Effects of glucocorticoids and estrogens on cells and functions of the immune system - Sam Okret
Hormonal effects on the immune system are more or less well known. An example of the former is the anti-inflammatory activity of glucocorticoids (GCs), although still not all molecular details have been elucidated. A less known topic is the role and regulation of the de novo synthesis of GCs locally in the thymus, were it seems to have a paracrine role regulating thymocyte homeostasis and T cell development. Less established is also the effect of estrogens on cells of the immune system and particularly on tumours originating from lymphoid cells. The research projects of the group aim to elucidate molecular mechanisms that are involved in regulating physiological GC and estrogen effects on the immune system.
Two main areas are studied:
1. Role and regulation of GCs locally produced in the thymus for T cell development and function.
We and others have demonstrated a de novo synthesis of GCs in several extra-adrenal tissues including the thymus, intestinal epithelium and the skin were the local synthesis seems to play an important role for cell development or local defence. We are particularly interested in the role and regulation of GCs locally produced in the thymus for T cell development and function. Furthermore, we are interested in signaling pathways and cross-talk mechanisms involved in the anti-inflammatory action of GCs. A main mechanism for the anti-inflammatory action of GCs is the cross-talk between GC signaling and the NF-κB signaling pathway. We perform studies to further understand the mechanisms in this cross-talk.

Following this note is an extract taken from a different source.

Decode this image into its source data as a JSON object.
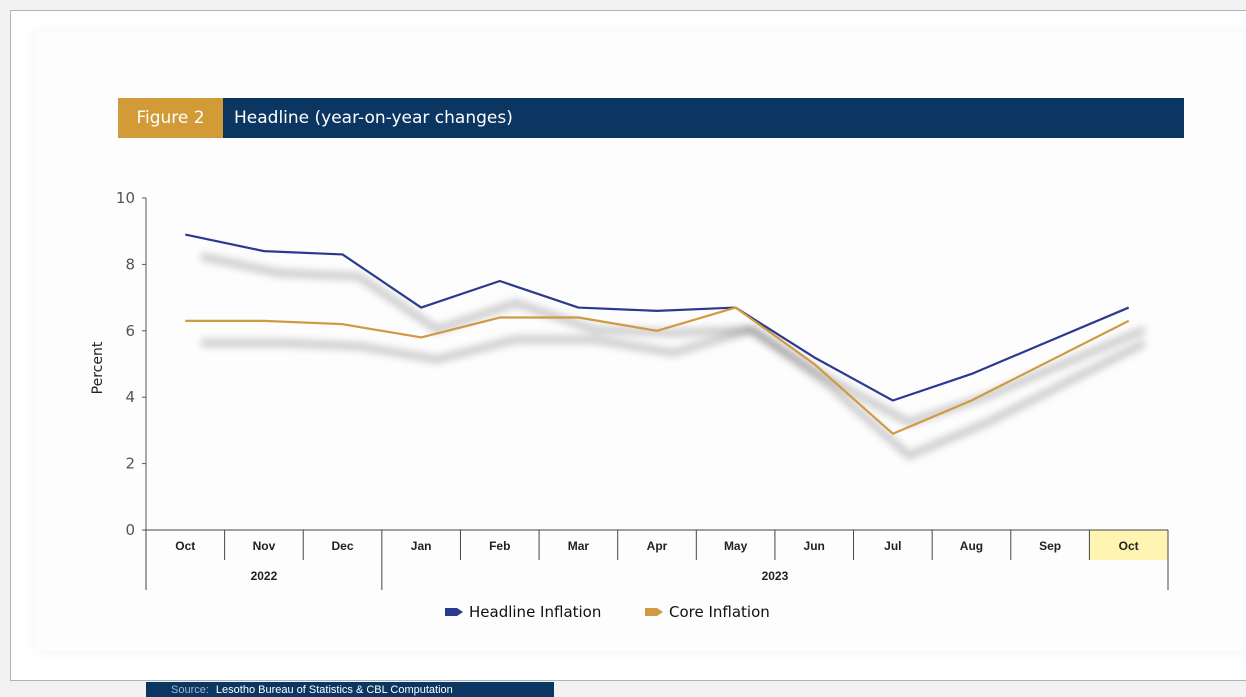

2. Understanding the antiproliferative and tumor inhibiting effects of estrogen receptor β (ERβ) agonists on malignancies of lymphoid origin.
Lymphomas are generally not considered as endocrine related diseases. However, epidemiological data clearly demonstrate a gender difference in incidence and prognosis and a possible impact of estrogens. We have demonstrated that several murine or human lymphomas do express ERβ and are highly sensitive to ERβ agonists that cause an inhibition of tumor growth in vivo (see figure and ref. 5). Using various techniques (xenograph and cell experiments, gene expression studies) we are studying the molecular mechanism responsible for this tumor inhibiting effect by ERβ agonists.
Immunocompromised mice were injected with human lymphoma cells and treated with subcutaneous injections of the ERβ agonist DPN.